En réponse à un sentiment d’iniquité, partagé certes de manière différentielle, qui renvoie à l’illégitimité fondamentale de l’État islamique qui maltraite la société civile par la répression et l’absence de dialogue, on assiste dans le mouvement qui secoue actuellement l’Iran à une alliance étroite entre hommes et femmes. Le caractère schizophrénique et profondément injuste de la vie quotidienne (on doit constamment mimer une islamité qui n’est pas réelle), la volonté de vivre dans une société plus sécularisée, où chacun déciderait de sa foi et de sa vie à l’abri de l’intrusion du Sacré imposé d’en haut, sont ainsi la toile de fond du nouveau mouvement des femmes en 2022, dont une partie importante se veut sans voile.

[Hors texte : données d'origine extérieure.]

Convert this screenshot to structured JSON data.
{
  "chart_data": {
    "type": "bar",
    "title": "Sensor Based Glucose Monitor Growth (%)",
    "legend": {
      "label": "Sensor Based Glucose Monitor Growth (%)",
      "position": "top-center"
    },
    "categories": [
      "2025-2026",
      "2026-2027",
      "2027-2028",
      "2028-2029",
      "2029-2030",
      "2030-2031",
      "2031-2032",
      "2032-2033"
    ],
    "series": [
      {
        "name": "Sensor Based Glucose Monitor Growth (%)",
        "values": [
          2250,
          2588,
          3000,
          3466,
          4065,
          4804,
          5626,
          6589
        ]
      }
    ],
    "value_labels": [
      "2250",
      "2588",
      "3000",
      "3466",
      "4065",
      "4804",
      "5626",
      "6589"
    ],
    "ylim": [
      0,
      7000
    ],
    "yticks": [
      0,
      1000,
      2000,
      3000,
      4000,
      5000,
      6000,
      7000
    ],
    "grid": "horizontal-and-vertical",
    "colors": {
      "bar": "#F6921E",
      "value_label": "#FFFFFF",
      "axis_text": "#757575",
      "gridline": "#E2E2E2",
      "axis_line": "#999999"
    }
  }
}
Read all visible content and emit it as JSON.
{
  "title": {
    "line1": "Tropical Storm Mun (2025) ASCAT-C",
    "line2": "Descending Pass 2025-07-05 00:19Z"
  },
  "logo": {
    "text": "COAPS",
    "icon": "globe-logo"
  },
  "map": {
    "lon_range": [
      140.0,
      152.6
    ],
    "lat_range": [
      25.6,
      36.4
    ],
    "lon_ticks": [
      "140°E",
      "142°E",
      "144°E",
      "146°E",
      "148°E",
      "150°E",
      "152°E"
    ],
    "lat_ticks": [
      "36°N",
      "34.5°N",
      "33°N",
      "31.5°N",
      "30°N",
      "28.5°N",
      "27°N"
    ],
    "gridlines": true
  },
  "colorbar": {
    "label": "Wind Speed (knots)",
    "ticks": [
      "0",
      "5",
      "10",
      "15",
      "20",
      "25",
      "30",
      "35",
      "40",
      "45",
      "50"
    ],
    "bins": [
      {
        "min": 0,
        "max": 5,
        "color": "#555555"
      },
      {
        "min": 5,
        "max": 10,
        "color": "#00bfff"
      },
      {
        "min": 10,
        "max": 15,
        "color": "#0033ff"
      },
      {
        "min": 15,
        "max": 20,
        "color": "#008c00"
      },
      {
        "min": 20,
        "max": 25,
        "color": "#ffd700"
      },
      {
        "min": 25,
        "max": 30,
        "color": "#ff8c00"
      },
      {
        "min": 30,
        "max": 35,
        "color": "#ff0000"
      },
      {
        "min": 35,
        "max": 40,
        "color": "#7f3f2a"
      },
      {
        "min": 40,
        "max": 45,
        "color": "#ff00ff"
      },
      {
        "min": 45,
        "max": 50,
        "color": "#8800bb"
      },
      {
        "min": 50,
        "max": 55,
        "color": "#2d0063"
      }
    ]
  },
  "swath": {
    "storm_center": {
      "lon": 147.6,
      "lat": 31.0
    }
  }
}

Le Parti de Gauche salue cette révolution féministe où pour la première fois la femme, par une inversion caractéristique, englobe aussi l’homme comme acteur social et entraine dans son mouvement l’ensemble de la société. Dans un avenir pas très lointain, on risquera de retrouver dans d’autres sociétés du Moyen-Orient, exposées à la répression aveugle, le même type de scénario avec des militants d’avant-garde qui seront dorénavant des militantes. Elles comprennent aussi que la condition du succès du mouvement sur le long terme est la coopération des hommes, elles revendiquent une liberté individuelle et un régime pluraliste auxquels tiennent aussi ces derniers.